Like a speck of dust brushed off Magnus's sleeve.
"...Hah." Lucian let out a breathless chuckle. His pride screamed at him to say something—anything—to reassert his superiority. But what could he even say?
Alexander, ever the scholar, trembled as he tried to comprehend it. "W-What... What did you do?"
Magnus, still looking at the air where the Otherworlder had been, yawned. "Kicked it out."
"Kicked it... out?"
"Yup. Thing wasn't supposed to be here. So I told it to leave." Magnus stretched his arms, letting out another lazy sigh. "Now, about this crack..."
They followed his gaze.
Hanging in the air was a jagged wound in reality itself. The space where the Otherworlder had been still shimmered with an unnatural distortion, leaking colors that shouldn't exist. The sky beyond it twisted and bled into itself, as if struggling to decide what it should be.
Lucian scowled. "Fixing it is your problem, isn't it?"
Magnus rubbed his chin. "Ehh, kinda. I mean, I could probably leave it alone, and it'd fix itself eventually. Probably. Might turn into a minor dimensional collapse, though. Sucks for anyone in the area."

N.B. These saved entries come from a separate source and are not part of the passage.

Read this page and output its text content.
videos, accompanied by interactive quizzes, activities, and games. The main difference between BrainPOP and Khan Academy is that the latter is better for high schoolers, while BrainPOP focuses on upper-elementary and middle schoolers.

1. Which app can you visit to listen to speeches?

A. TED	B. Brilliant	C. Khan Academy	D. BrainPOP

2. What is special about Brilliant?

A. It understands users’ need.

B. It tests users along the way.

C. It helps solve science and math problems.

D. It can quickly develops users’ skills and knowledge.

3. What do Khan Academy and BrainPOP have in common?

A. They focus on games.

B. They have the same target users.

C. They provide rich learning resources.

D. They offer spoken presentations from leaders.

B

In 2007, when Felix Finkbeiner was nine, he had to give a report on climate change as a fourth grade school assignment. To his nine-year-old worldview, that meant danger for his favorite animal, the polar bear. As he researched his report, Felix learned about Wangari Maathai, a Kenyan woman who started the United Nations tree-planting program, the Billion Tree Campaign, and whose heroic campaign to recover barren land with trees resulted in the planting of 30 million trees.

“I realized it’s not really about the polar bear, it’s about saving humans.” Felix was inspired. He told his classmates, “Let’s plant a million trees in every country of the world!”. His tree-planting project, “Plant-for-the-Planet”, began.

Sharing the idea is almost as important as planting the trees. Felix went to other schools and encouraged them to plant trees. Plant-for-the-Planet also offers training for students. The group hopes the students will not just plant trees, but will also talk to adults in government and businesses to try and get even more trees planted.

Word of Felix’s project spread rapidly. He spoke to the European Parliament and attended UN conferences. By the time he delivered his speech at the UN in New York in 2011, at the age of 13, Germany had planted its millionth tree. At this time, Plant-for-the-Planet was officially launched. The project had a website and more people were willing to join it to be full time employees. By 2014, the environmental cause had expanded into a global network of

Alexander turned pale. "'Minor dimensional collapse' is not a thing! That would be catastrophic!"
"Yeah, yeah," Magnus waved him off. "Alright, fine. Let's see here..."
He walked up to the crack and poked it.
It pulsed. The air around them twisted.
Lucian and Alexander braced themselves.
Magnus, on the other hand, just muttered, "...Huh. That's weird."
Alexander flinched. "What's weird?"
"This thing." Magnus tapped the crack again. "Feels like it's trying to... I dunno, merge with something else?"
Magnus suddenly grabbed the fabric of the crack and then the other one opposite to it, and pulled them back together. Fixing(?) the crack.
[Why are you always doing things the wrong way]
"Shortcuts".
The crack shimmered, resisting for a moment—then, with a faint shloop, it snapped shut like a zipper being yanked closed.
Lucian and Alexander blinked.
"Did... Did that actually work?" Alexander asked, sounding almost offended by the possibility.
Magnus dusted off his hands. "Yup."
Lucian scowled. "That shouldn't have worked."
"But it did," Magnus pointed out.
Alexander rubbed his temples. "That's not how spatial distortions are supposed to—You know what? Never mind. I don't want to think about it anymore."
"Smart choice," Magnus said with a nod. "Anyway, we're done here, right?"
Lucian crossed his arms. "Tch. For now." He turned on his heel. "I don't like it, but fine. Let's go."
Alexander sighed, shaking his head. "Agreed. Let's just....but i still won that fight."
"No i did!"
"Nah"
"Are they dumb?". Magnus said as he once again teleported, walking is such a pain.